Thomas’s right arm was bleeding, and his left was in pain from the way the powerful drug dealer held him.

“Look at him,” Chilly continued. “He bleedin’. He ain’t got no pants.”

“RayRay cut you like that?” Tremont asked.

Thomas nodded and sniffed. The drug dealer’s biceps was bigger than his head.

Tremont put Thomas down and then said, “Com’on wit’ me.”

They got to the door, and Tremont turned to Chilly. “Give the li’l man yo’ pants,” he said.

On the way Tremont promised Thomas that he’d kill him if he was lying.

“If you stealin’ from me I’ll kill you,” he said.

Thomas knew the threat was real. Tremont had killed man and boy before.

Tremont banged on RayRay’s door with the butt of his pistol. When nobody answered, he knocked the door in with his shoulder.

In the dark room the DVD was still playing.
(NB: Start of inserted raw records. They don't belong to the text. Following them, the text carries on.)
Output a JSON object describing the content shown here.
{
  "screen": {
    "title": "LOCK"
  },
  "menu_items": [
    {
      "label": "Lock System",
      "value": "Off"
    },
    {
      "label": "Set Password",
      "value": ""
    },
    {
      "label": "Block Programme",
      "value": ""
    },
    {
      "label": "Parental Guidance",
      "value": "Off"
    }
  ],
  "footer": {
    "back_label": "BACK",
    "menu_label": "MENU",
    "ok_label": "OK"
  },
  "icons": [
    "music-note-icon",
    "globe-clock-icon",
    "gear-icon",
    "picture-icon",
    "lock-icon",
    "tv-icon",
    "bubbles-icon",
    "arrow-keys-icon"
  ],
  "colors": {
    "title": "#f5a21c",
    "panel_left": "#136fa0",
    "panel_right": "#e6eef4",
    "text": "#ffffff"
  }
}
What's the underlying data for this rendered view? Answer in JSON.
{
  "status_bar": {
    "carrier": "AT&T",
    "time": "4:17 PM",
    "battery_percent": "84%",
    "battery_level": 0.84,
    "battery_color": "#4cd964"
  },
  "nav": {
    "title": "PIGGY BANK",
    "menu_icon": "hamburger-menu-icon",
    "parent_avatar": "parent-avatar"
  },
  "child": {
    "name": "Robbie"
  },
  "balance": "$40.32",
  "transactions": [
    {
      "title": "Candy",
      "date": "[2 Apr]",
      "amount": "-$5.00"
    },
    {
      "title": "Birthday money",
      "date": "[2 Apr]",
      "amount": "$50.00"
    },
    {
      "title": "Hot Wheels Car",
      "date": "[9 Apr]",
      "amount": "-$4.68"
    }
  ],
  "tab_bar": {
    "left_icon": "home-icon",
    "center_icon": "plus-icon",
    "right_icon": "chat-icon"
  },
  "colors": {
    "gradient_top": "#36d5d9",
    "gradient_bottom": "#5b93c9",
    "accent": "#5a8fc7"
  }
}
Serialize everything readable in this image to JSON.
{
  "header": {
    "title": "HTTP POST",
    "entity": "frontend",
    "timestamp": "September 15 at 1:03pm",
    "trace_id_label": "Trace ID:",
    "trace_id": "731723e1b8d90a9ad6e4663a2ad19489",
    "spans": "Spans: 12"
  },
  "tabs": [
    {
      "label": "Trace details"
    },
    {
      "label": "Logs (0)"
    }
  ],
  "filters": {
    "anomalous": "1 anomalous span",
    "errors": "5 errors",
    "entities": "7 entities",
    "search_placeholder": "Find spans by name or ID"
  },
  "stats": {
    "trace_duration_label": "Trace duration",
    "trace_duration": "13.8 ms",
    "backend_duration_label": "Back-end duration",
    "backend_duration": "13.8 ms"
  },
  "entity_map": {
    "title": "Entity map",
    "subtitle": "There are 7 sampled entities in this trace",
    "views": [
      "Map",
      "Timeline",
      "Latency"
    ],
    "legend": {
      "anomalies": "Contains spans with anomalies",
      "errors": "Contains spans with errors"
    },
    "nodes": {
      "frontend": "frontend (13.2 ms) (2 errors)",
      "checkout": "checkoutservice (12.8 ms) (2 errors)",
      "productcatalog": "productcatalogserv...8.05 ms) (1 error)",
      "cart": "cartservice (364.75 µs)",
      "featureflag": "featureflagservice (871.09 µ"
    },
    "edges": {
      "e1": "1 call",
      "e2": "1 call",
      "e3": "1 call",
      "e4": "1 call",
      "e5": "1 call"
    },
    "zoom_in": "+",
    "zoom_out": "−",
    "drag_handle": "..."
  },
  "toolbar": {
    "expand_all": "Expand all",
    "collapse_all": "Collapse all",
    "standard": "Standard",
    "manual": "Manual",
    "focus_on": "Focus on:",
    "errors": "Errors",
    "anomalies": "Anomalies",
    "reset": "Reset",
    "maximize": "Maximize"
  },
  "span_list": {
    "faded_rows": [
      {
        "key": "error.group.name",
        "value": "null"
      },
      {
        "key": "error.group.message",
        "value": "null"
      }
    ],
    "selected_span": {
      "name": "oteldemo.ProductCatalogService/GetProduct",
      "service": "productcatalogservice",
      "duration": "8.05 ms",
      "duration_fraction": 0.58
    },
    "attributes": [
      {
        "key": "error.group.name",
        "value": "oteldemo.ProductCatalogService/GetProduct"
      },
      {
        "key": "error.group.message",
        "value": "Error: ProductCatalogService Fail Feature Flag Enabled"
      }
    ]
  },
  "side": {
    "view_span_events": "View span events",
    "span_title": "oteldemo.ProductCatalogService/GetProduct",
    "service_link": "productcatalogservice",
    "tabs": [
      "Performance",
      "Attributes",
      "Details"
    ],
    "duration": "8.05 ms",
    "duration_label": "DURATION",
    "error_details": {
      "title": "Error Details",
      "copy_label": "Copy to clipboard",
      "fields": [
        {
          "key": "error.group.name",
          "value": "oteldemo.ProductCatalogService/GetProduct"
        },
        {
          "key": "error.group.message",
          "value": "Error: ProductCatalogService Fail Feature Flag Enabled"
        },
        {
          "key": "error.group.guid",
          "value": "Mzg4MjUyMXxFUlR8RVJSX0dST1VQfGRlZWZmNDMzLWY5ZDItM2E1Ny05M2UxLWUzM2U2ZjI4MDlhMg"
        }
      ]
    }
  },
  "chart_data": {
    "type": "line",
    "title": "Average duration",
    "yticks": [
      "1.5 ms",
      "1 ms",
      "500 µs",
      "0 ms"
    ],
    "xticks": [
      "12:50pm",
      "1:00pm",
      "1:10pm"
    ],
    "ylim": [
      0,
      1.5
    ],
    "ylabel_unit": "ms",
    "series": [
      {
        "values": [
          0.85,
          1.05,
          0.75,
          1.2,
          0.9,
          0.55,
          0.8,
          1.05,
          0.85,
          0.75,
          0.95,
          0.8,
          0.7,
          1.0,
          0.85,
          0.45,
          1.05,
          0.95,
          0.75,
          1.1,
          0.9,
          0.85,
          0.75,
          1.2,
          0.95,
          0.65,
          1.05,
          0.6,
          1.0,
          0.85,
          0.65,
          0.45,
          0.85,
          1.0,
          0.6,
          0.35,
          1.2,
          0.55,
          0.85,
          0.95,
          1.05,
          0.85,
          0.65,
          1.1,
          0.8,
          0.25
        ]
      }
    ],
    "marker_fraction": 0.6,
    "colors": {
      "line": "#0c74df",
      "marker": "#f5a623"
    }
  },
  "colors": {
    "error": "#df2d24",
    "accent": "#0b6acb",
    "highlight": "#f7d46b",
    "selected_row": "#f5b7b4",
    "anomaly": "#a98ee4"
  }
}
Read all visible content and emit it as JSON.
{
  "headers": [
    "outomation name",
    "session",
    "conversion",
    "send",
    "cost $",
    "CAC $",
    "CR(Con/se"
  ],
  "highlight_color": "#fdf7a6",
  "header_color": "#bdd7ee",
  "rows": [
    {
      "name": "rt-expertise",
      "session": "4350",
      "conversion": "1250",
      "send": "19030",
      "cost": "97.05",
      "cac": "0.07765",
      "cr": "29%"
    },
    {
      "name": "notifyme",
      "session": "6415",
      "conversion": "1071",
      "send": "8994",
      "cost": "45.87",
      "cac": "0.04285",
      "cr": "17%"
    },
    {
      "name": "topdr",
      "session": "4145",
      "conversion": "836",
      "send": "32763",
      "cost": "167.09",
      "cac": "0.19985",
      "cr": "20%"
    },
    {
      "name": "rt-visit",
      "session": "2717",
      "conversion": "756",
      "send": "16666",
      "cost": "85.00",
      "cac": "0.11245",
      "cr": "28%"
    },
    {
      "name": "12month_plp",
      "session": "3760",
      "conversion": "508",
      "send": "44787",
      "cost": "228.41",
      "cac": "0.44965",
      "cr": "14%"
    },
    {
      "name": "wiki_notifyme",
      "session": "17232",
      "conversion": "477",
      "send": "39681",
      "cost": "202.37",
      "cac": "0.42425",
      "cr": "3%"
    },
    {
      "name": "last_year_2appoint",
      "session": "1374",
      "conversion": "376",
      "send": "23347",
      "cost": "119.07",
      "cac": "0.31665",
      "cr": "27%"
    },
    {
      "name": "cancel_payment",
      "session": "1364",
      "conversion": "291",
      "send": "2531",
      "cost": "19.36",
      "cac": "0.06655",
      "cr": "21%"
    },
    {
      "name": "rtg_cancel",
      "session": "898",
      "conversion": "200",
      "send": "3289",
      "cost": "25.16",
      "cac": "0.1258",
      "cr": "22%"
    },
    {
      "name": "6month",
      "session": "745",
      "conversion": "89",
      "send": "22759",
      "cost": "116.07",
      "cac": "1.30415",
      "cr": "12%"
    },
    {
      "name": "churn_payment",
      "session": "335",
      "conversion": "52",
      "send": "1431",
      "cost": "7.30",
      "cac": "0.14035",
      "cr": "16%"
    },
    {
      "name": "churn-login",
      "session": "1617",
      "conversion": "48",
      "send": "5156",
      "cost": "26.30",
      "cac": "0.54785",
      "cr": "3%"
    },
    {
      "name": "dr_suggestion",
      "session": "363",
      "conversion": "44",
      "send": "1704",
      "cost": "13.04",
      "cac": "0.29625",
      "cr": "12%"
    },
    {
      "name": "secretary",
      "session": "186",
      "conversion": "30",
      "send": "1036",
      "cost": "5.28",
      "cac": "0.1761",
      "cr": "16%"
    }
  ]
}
Now it was a scene of two men having sex with each other. A woman was kissing one and then the other while they groaned. When the screen got very bright, it shone on RayRay, who was sitting in a big chair, the glass pipe still in his hand. His other arm hung down at his side. Below it there was a great deal of gelatinous blood.

“Mothahfuckah daid,” Tremont said, amazed. “Got so high he bleed to death an’ didn’t even know it.”

When Tremont turned on the light, Thomas could see that the fat man’s eyes were half open and sightless, as Alicia’s had been.

“Mothahfuckah cut himself tryin’ to grab you, but he was so fucked up that he just did more rock. Damn. I guess you ain’t lyin’, li’l man.”

Monique cleaned and dressed Thomas’s wounds, but the next day he had a fever. By evening he was talking out of his head.

She brought him to the emergency room with a story about them being brother and sister. He had forgotten his key and locked himself out of the apartment so he broke the window but cut himself climbing in.

“I tried to clean it up, but then he come down with fever,” she said.

The nurse saw her with the infant Lily in her arms and admitted Thomas without alerting social services.